In a surprising turn of events, cash is making a comeback as the king of investments in the financial world. The Nasdaq Composite notched its third straight win on Wednesday, with investors eagerly awaiting Nvidia’s earnings report. However, a broader trend has emerged this year that is catching the attention of savvy investors – cash is once again offering higher returns than the stock market.

For the first time in 22 years, the interest rate paid out by the US government on 3-month Treasury bills is surpassing the earnings yield on the S&P 500. This shift in the investment landscape is significant, as it signals a departure from the ultra-low interest rates that have dominated the market in recent years.

Last year, the Federal Reserve responded to rising inflation with aggressive rate hikes, causing stocks to plummet. As a result, the earnings yield on the S&P 500 surged to 5.8% in mid-October, coinciding with bear market lows. However, with corporate earnings on the decline and the index up over 20% from its lows, the earnings yield has since dwindled to around 4.7%.

Meanwhile, the Fed has continued to raise rates, driving up yields across the Treasury curve. This has made cash-like holdings, such as three-month bills yielding close to 5.5%, competitive with the stock market for the first time in a generation. As a result, money market funds have seen record inflows of $925 billion this year, surpassing the previous record set in 2020.

The implications of this shift are already being felt in the market, as investors flock to higher-yielding assets without long-term obligations.

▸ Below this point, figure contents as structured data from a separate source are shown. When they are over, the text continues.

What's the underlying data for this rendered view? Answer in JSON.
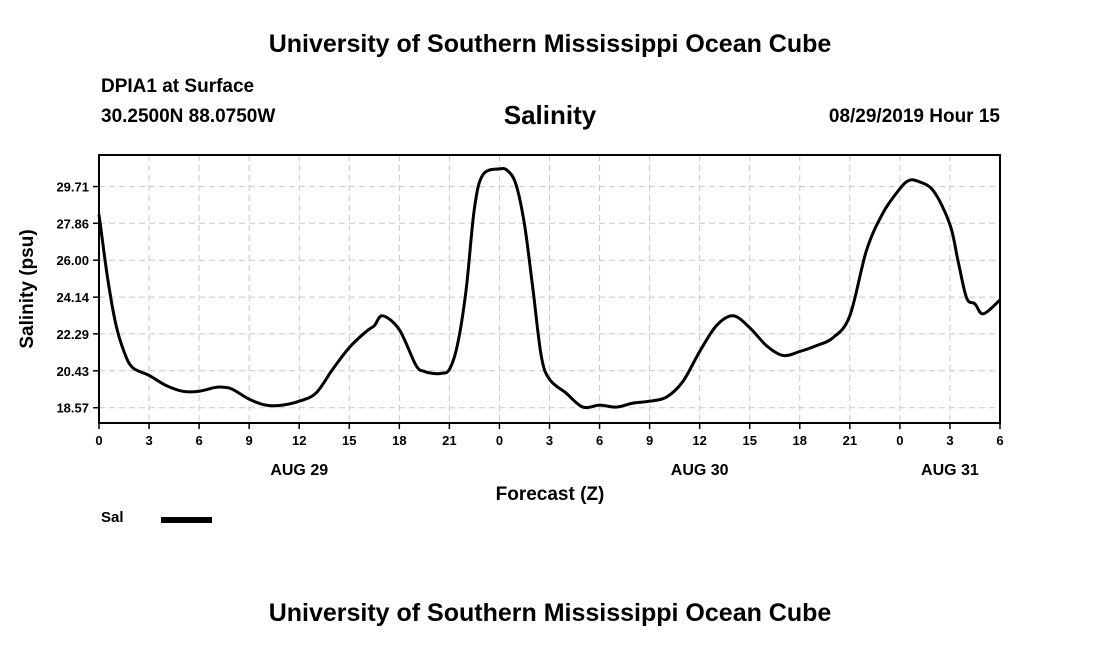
{
  "header": {
    "title": "University of Southern Mississippi Ocean Cube",
    "station": "DPIA1 at Surface",
    "coords": "30.2500N 88.0750W",
    "variable": "Salinity",
    "datetime": "08/29/2019 Hour 15"
  },
  "footer": {
    "title": "University of Southern Mississippi Ocean Cube"
  },
  "legend": {
    "label": "Sal",
    "color": "#000000"
  },
  "chart_data": {
    "type": "line",
    "xlabel": "Forecast (Z)",
    "ylabel": "Salinity (psu)",
    "x_range_hours": [
      0,
      54
    ],
    "ylim": [
      17.8,
      31.3
    ],
    "grid": true,
    "legend_position": "bottom-left",
    "y_ticks": [
      "18.57",
      "20.43",
      "22.29",
      "24.14",
      "26.00",
      "27.86",
      "29.71"
    ],
    "x_ticks": [
      "0",
      "3",
      "6",
      "9",
      "12",
      "15",
      "18",
      "21",
      "0",
      "3",
      "6",
      "9",
      "12",
      "15",
      "18",
      "21",
      "0",
      "3",
      "6"
    ],
    "date_labels": [
      {
        "label": "AUG 29",
        "tick": 4
      },
      {
        "label": "AUG 30",
        "tick": 12
      },
      {
        "label": "AUG 31",
        "tick": 17
      }
    ],
    "series": [
      {
        "name": "Sal",
        "color": "#000000",
        "x": [
          0,
          0.5,
          1,
          1.5,
          2,
          3,
          4,
          5,
          6,
          7,
          7.5,
          8,
          9,
          10,
          11,
          12,
          13,
          14,
          15,
          16,
          16.5,
          17,
          18,
          19,
          19.5,
          20,
          20.5,
          21,
          21.5,
          22,
          22.5,
          23,
          24,
          24.5,
          25,
          25.5,
          26,
          26.5,
          27,
          28,
          29,
          30,
          31,
          32,
          33,
          34,
          35,
          36,
          37,
          38,
          39,
          40,
          41,
          42,
          43,
          44,
          45,
          46,
          47,
          48,
          48.5,
          49,
          50,
          51,
          51.5,
          52,
          52.5,
          53,
          54
        ],
        "y": [
          28.3,
          25.2,
          22.8,
          21.4,
          20.6,
          20.2,
          19.7,
          19.4,
          19.4,
          19.6,
          19.6,
          19.5,
          19.0,
          18.7,
          18.7,
          18.9,
          19.3,
          20.5,
          21.6,
          22.4,
          22.7,
          23.2,
          22.5,
          20.7,
          20.4,
          20.3,
          20.3,
          20.5,
          21.8,
          24.5,
          28.6,
          30.3,
          30.6,
          30.5,
          29.8,
          27.8,
          24.6,
          21.2,
          20.0,
          19.3,
          18.6,
          18.7,
          18.6,
          18.8,
          18.9,
          19.1,
          19.9,
          21.4,
          22.7,
          23.2,
          22.6,
          21.7,
          21.2,
          21.4,
          21.7,
          22.1,
          23.2,
          26.5,
          28.4,
          29.6,
          30.0,
          30.0,
          29.5,
          27.8,
          25.9,
          24.1,
          23.8,
          23.3,
          24.0
        ]
      }
    ]
  }
}
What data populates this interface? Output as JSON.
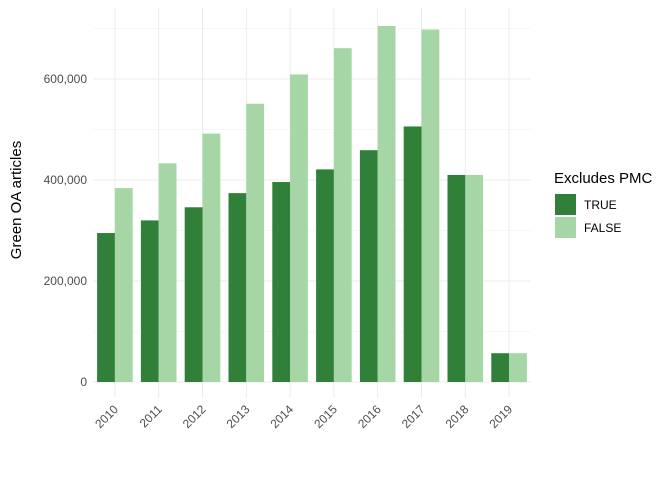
{
  "chart_data": {
    "type": "bar",
    "title": "",
    "xlabel": "",
    "ylabel": "Green OA articles",
    "categories": [
      "2010",
      "2011",
      "2012",
      "2013",
      "2014",
      "2015",
      "2016",
      "2017",
      "2018",
      "2019"
    ],
    "series": [
      {
        "name": "TRUE",
        "color": "#31803a",
        "values": [
          295000,
          320000,
          346000,
          374000,
          396000,
          421000,
          459000,
          506000,
          410000,
          57000
        ]
      },
      {
        "name": "FALSE",
        "color": "#a6d6a5",
        "values": [
          384000,
          433000,
          492000,
          551000,
          609000,
          661000,
          705000,
          698000,
          410000,
          57000
        ]
      }
    ],
    "ylim": [
      0,
      700000
    ],
    "yticks": [
      0,
      200000,
      400000,
      600000
    ],
    "ytick_labels": [
      "0",
      "200,000",
      "400,000",
      "600,000"
    ],
    "grid": true,
    "legend": {
      "title": "Excludes PMC",
      "placement": "right",
      "entries": [
        "TRUE",
        "FALSE"
      ]
    }
  }
}
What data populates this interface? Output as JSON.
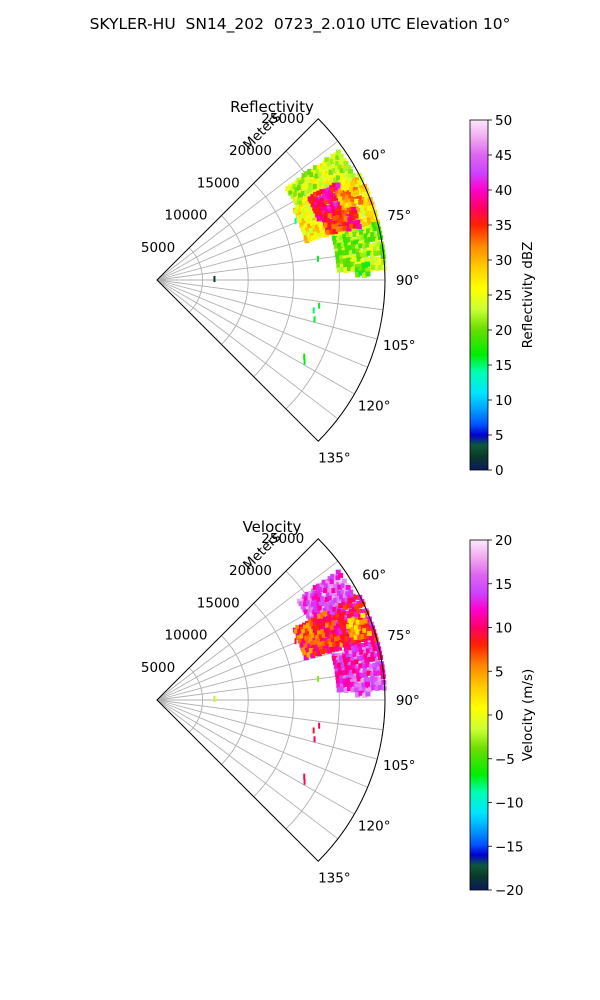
{
  "suptitle": "SKYLER-HU  SN14_202  0723_2.010 UTC Elevation 10°",
  "colormap_stops": [
    {
      "t": 0.0,
      "c": "#0b1a5c"
    },
    {
      "t": 0.04,
      "c": "#0a3a2a"
    },
    {
      "t": 0.07,
      "c": "#0d5a3a"
    },
    {
      "t": 0.1,
      "c": "#0000d0"
    },
    {
      "t": 0.13,
      "c": "#0055ff"
    },
    {
      "t": 0.18,
      "c": "#00aaff"
    },
    {
      "t": 0.22,
      "c": "#00e5ff"
    },
    {
      "t": 0.28,
      "c": "#00ffb0"
    },
    {
      "t": 0.33,
      "c": "#00ee00"
    },
    {
      "t": 0.4,
      "c": "#66dd00"
    },
    {
      "t": 0.46,
      "c": "#ccff33"
    },
    {
      "t": 0.52,
      "c": "#ffff00"
    },
    {
      "t": 0.58,
      "c": "#ffcc00"
    },
    {
      "t": 0.64,
      "c": "#ff8800"
    },
    {
      "t": 0.7,
      "c": "#ff2200"
    },
    {
      "t": 0.75,
      "c": "#ff0066"
    },
    {
      "t": 0.8,
      "c": "#ff00cc"
    },
    {
      "t": 0.85,
      "c": "#cc44ff"
    },
    {
      "t": 0.9,
      "c": "#dd66ee"
    },
    {
      "t": 0.95,
      "c": "#f0aaf0"
    },
    {
      "t": 1.0,
      "c": "#fce8fc"
    }
  ],
  "chart_data": [
    {
      "type": "heatmap",
      "subtype": "polar-sector",
      "title": "Reflectivity",
      "radial_axis_label": "Meters",
      "theta_range_deg": [
        45,
        135
      ],
      "r_range": [
        0,
        25000
      ],
      "grid": true,
      "theta_ticks": [
        60,
        75,
        90,
        105,
        120,
        135
      ],
      "theta_tick_labels": [
        "60°",
        "75°",
        "90°",
        "105°",
        "120°",
        "135°"
      ],
      "r_ticks": [
        5000,
        10000,
        15000,
        20000,
        25000
      ],
      "r_tick_labels": [
        "5000",
        "10000",
        "15000",
        "20000",
        "25000"
      ],
      "colorbar": {
        "label": "Reflectivity dBZ",
        "range": [
          0,
          50
        ],
        "ticks": [
          0,
          5,
          10,
          15,
          20,
          25,
          30,
          35,
          40,
          45,
          50
        ],
        "tick_labels": [
          "0",
          "5",
          "10",
          "15",
          "20",
          "25",
          "30",
          "35",
          "40",
          "45",
          "50"
        ]
      },
      "echo_regions": [
        {
          "theta_deg": [
            55,
            63
          ],
          "r_m": [
            17500,
            24500
          ],
          "value": 24
        },
        {
          "theta_deg": [
            63,
            76
          ],
          "r_m": [
            17000,
            25000
          ],
          "value": 27
        },
        {
          "theta_deg": [
            76,
            87
          ],
          "r_m": [
            20000,
            25000
          ],
          "value": 22
        },
        {
          "theta_deg": [
            62,
            70
          ],
          "r_m": [
            19000,
            22500
          ],
          "value": 38
        },
        {
          "theta_deg": [
            70,
            76
          ],
          "r_m": [
            19500,
            23000
          ],
          "value": 36
        },
        {
          "theta_deg": [
            64,
            69
          ],
          "r_m": [
            22000,
            24000
          ],
          "value": 30
        },
        {
          "theta_deg": [
            86,
            89
          ],
          "r_m": [
            22000,
            23500
          ],
          "value": 19
        }
      ],
      "echo_points": [
        {
          "theta_deg": 67.0,
          "r_m": 16500,
          "value": 14
        },
        {
          "theta_deg": 82.5,
          "r_m": 17800,
          "value": 16
        },
        {
          "theta_deg": 89.0,
          "r_m": 6300,
          "value": 2
        },
        {
          "theta_deg": 99.0,
          "r_m": 18000,
          "value": 16
        },
        {
          "theta_deg": 101.0,
          "r_m": 17500,
          "value": 15
        },
        {
          "theta_deg": 104.0,
          "r_m": 17800,
          "value": 16
        },
        {
          "theta_deg": 117.5,
          "r_m": 18200,
          "value": 17
        },
        {
          "theta_deg": 119.0,
          "r_m": 18500,
          "value": 16
        }
      ]
    },
    {
      "type": "heatmap",
      "subtype": "polar-sector",
      "title": "Velocity",
      "radial_axis_label": "Meters",
      "theta_range_deg": [
        45,
        135
      ],
      "r_range": [
        0,
        25000
      ],
      "grid": true,
      "theta_ticks": [
        60,
        75,
        90,
        105,
        120,
        135
      ],
      "theta_tick_labels": [
        "60°",
        "75°",
        "90°",
        "105°",
        "120°",
        "135°"
      ],
      "r_ticks": [
        5000,
        10000,
        15000,
        20000,
        25000
      ],
      "r_tick_labels": [
        "5000",
        "10000",
        "15000",
        "20000",
        "25000"
      ],
      "colorbar": {
        "label": "Velocity (m/s)",
        "range": [
          -20,
          20
        ],
        "ticks": [
          -20,
          -15,
          -10,
          -5,
          0,
          5,
          10,
          15,
          20
        ],
        "tick_labels": [
          "−20",
          "−15",
          "−10",
          "−5",
          "0",
          "5",
          "10",
          "15",
          "20"
        ]
      },
      "echo_regions": [
        {
          "theta_deg": [
            55,
            63
          ],
          "r_m": [
            19000,
            24500
          ],
          "value": 15
        },
        {
          "theta_deg": [
            63,
            75
          ],
          "r_m": [
            17000,
            21500
          ],
          "value": 8
        },
        {
          "theta_deg": [
            63,
            76
          ],
          "r_m": [
            21500,
            25000
          ],
          "value": 11
        },
        {
          "theta_deg": [
            76,
            87
          ],
          "r_m": [
            20000,
            25000
          ],
          "value": 14
        },
        {
          "theta_deg": [
            86,
            89
          ],
          "r_m": [
            22000,
            23500
          ],
          "value": 15
        },
        {
          "theta_deg": [
            68,
            74
          ],
          "r_m": [
            22500,
            24500
          ],
          "value": 5
        }
      ],
      "echo_points": [
        {
          "theta_deg": 67.0,
          "r_m": 16500,
          "value": 9
        },
        {
          "theta_deg": 82.5,
          "r_m": 17800,
          "value": -3
        },
        {
          "theta_deg": 89.0,
          "r_m": 6300,
          "value": -2
        },
        {
          "theta_deg": 99.0,
          "r_m": 18000,
          "value": 10
        },
        {
          "theta_deg": 101.0,
          "r_m": 17500,
          "value": 9
        },
        {
          "theta_deg": 104.0,
          "r_m": 17800,
          "value": 10
        },
        {
          "theta_deg": 117.5,
          "r_m": 18200,
          "value": 10
        },
        {
          "theta_deg": 119.0,
          "r_m": 18500,
          "value": 9
        }
      ]
    }
  ]
}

This change in investment dynamics is a stark departure from the “There is No Alternative” mantra that has guided investors towards the stock market in recent years.

With money now flowing at the speed of social media, investors are facing a generational shift in investing dynamics. This new paradigm is likely to have far-reaching effects on the market, as investors navigate a landscape where cash is once again king.

As we move forward, it will be interesting to see how this trend plays out and how investors adapt to this new investing reality. With cash offering higher returns than the stock market, the investment calculus is changing for a generation of investors who have grown accustomed to ultra-low interest rates. Only time will tell how this shift will impact the market in the long run.